Prescription medication is allowed on board, but there are heavy restrictions on other liquids and items.
Exemptions for medicines: Prescription and non prescription (including special dietary products) medicines and medical devices are allowed on board. There is no limit to the amount of prescription medicine that can be carried on board, but remember:
- Have supporting documents from your health team covering everything you need during your flight
- Have all your medicine and devices ready for inspecton
- Make sure the name on the prescription label matches the name on your boarding pass
You can read the Australian Border Force website for more details.

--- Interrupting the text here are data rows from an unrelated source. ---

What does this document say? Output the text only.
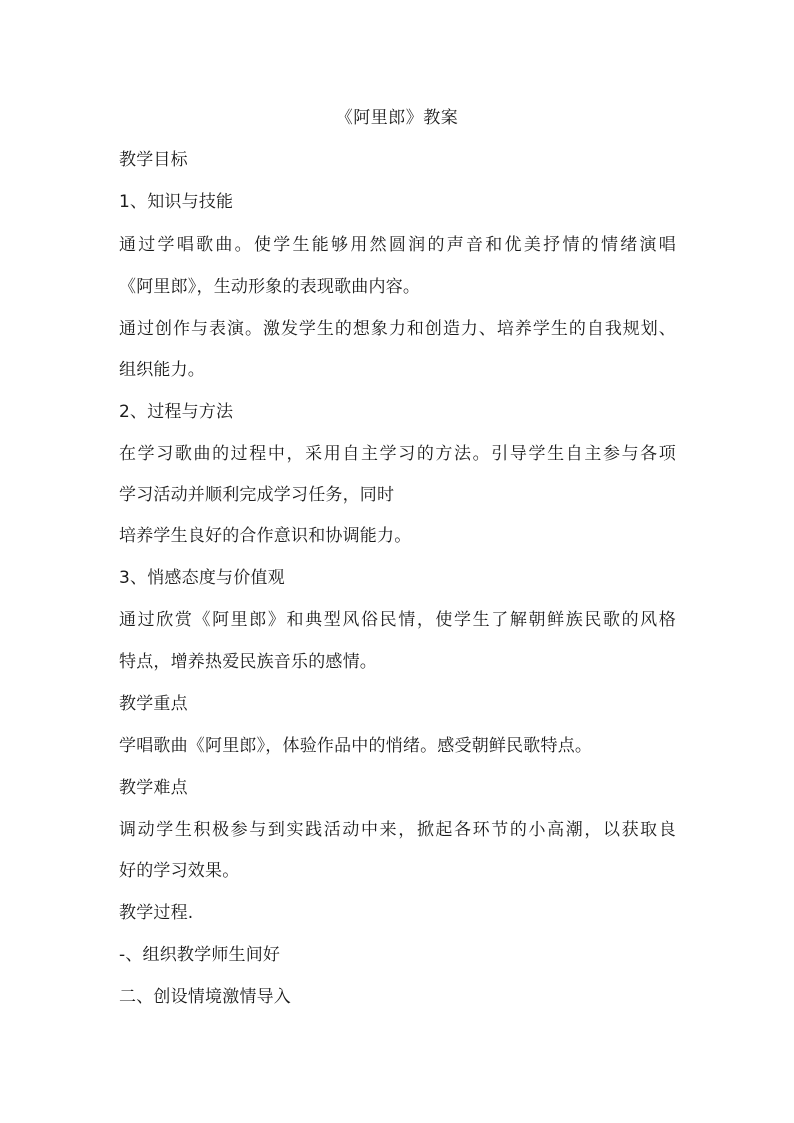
《阿里郎》教案
教学目标
1、知识与技能
通过学唱歌曲。使学生能够用然圆润的声音和优美抒情的情绪演唱
《阿里郎》，生动形象的表现歌曲内容。
通过创作与表演。激发学生的想象力和创造力、培养学生的自我规划、
组织能力。
2、过程与方法
在学习歌曲的过程中，采用自主学习的方法。引导学生自主参与各项
学习活动并顺利完成学习任务，同时
培养学生良好的合作意识和协调能力。
3、悄感态度与价值观
通过欣赏《阿里郎》和典型风俗民情，使学生了解朝鲜族民歌的风格
特点，增养热爱民族音乐的感情。
教学重点
学唱歌曲《阿里郎》，体验作品中的悄绪。感受朝鲜民歌特点。
教学难点
调动学生积极参与到实践活动中来，掀起各环节的小高潮，以获取良
好的学习效果。
教学过程.
-、组织教学师生间好
二、创设情境激情导入
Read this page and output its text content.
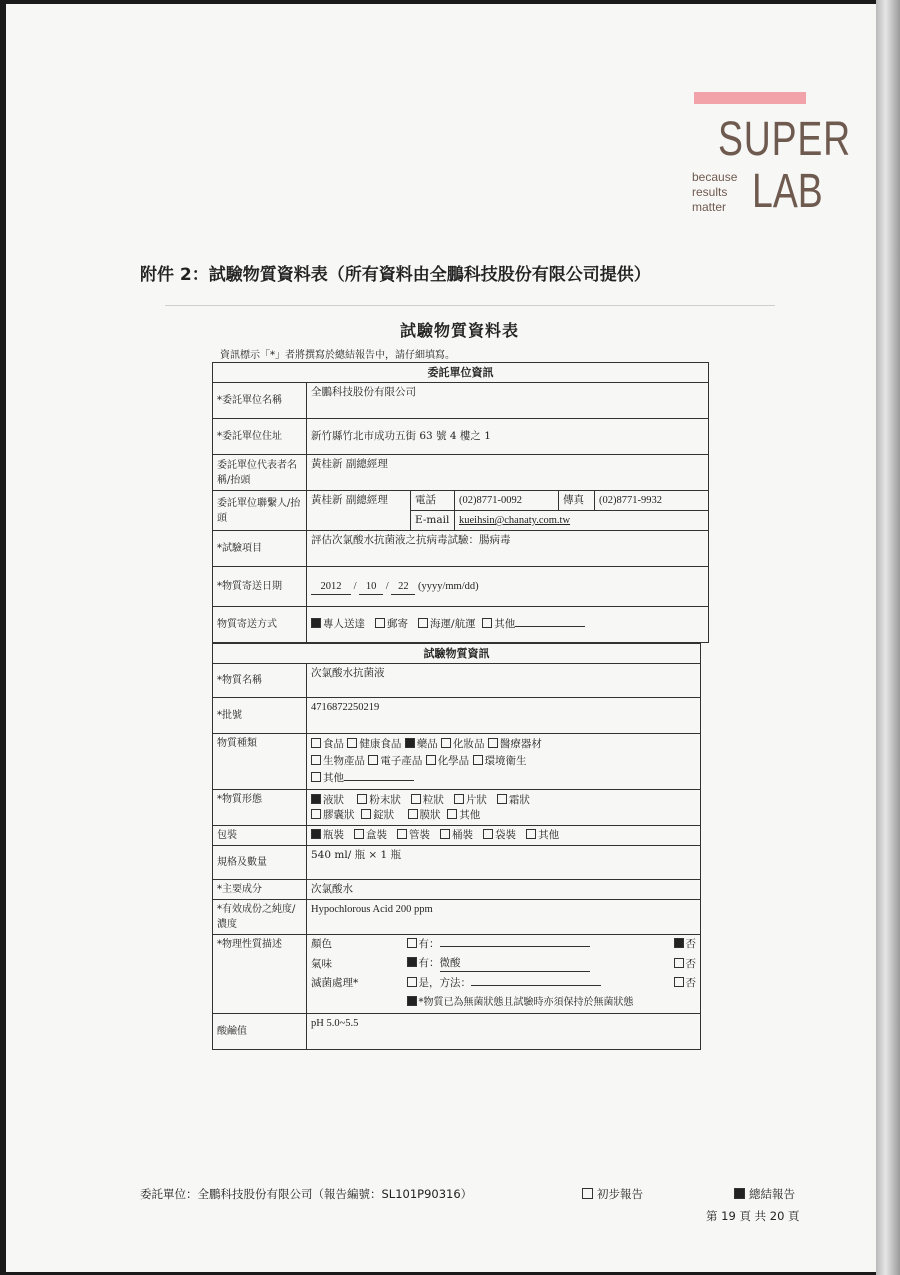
SUPER
LAB
because
results
matter
附件 2：試驗物質資料表（所有資料由全鵬科技股份有限公司提供）
試驗物質資料表
資訊標示「*」者將撰寫於總結報告中，請仔細填寫。
委託單位資訊					
*委託單位名稱	全鵬科技股份有限公司				
*委託單位住址	新竹縣竹北市成功五街 63 號 4 樓之 1				
委託單位代表者名稱/抬頭	黃桂新 副總經理				
委託單位聯繫人/抬頭	黃桂新 副總經理	電話	(02)8771-0092	傳真	(02)8771-9932
		E-mail	kueihsin@chanaty.com.tw		
*試驗項目	評估次氯酸水抗菌液之抗病毒試驗：腸病毒				
*物質寄送日期	2012 / 10 / 22 (yyyy/mm/dd)				
物質寄送方式	專人送達 郵寄 海運/航運 其他				
試驗物質資訊			
*物質名稱	次氯酸水抗菌液		
*批號	4716872250219		
物質種類	食品 健康食品 藥品 化妝品 醫療器材
生物產品 電子產品 化學品 環境衛生
其他		
*物質形態	液狀 粉末狀 粒狀 片狀 霜狀
膠囊狀 錠狀 膜狀 其他		
包裝	瓶裝 盒裝 管裝 桶裝 袋裝 其他		
規格及數量	540 ml/ 瓶 × 1 瓶		
*主要成分	次氯酸水		
*有效成份之純度/濃度	Hypochlorous Acid 200 ppm		
*物理性質描述	顏色	有：	否
	氣味	有：微酸	否
	滅菌處理*	是，方法：	否
		*物質已為無菌狀態且試驗時亦須保持於無菌狀態	
酸鹼值	pH 5.0~5.5		
委託單位：全鵬科技股份有限公司（報告編號：SL101P90316）	初步報告	總結報告
第 19 頁 共 20 頁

- Speak to your CF clinic about your plans to travel so that they can help prepare you
- Get a full health check. Some centres will suggest a course of IV antibiotics
- Obtain prescriptions for medications you need whilst away
- Get letters from your CF clinic explaining your diagnosis, list of medications including those nebulised; especially if requiring a compressor or insulin
- Have your CF clinic’s contact details with you
- Have a summary of current health status, usual antibiotics and possible treatments for an exacerbation. Copy these and prescriptions and you can also email them to yourself so you’ll never lose them
- A ‘fitness to fly’ letter may be required with some airlines
- Research the location of the local CF clinic at your destination
- Travel nebulisers are available for loan – contact our offices.
Eating, drinking and cross infection
- Follow good hand hygiene. Use hand sanitiser, wash frequently
- Keep well hydrated. Use bottled water if unsure of local drinking water
- Avoid ice cubes, juice mixes and other sources of possible contaminated water
- If in a hot climate take electrolytes or salt tablets
- Wash all fruit and vegetables with a safe source of water or peel them
- Avoid food from street stalls and kiosks
- Avoid non-pasteurised foods e.g. milk and yoghurt
- Take extra enzymes for high fat foods
A few last things
Now that you’re almost ready to go, there are a few last things to check:
- CF Clinics overseas: check for contact details of clinics and CF Associations at your destination
- Australia has reciprocal medical agreements with a few countries, for example New Zealand and some countries in Europe. The Department of Human Services website has more details
- Plan your travel carefully and remember that some countries such as those in Asia and many developing countries have no facilities for CF care.
- When applying for travel insurance disclose everything about your personal situation. This is very important and may impact your cover if you don’t
- Take a letter from the Doctor if you have one that outlines medications, admissions, treatment plan, state of current health
- Read the details of your policy carefully if you do get cover and ask practical questions e.g. If x or y happen am I covered?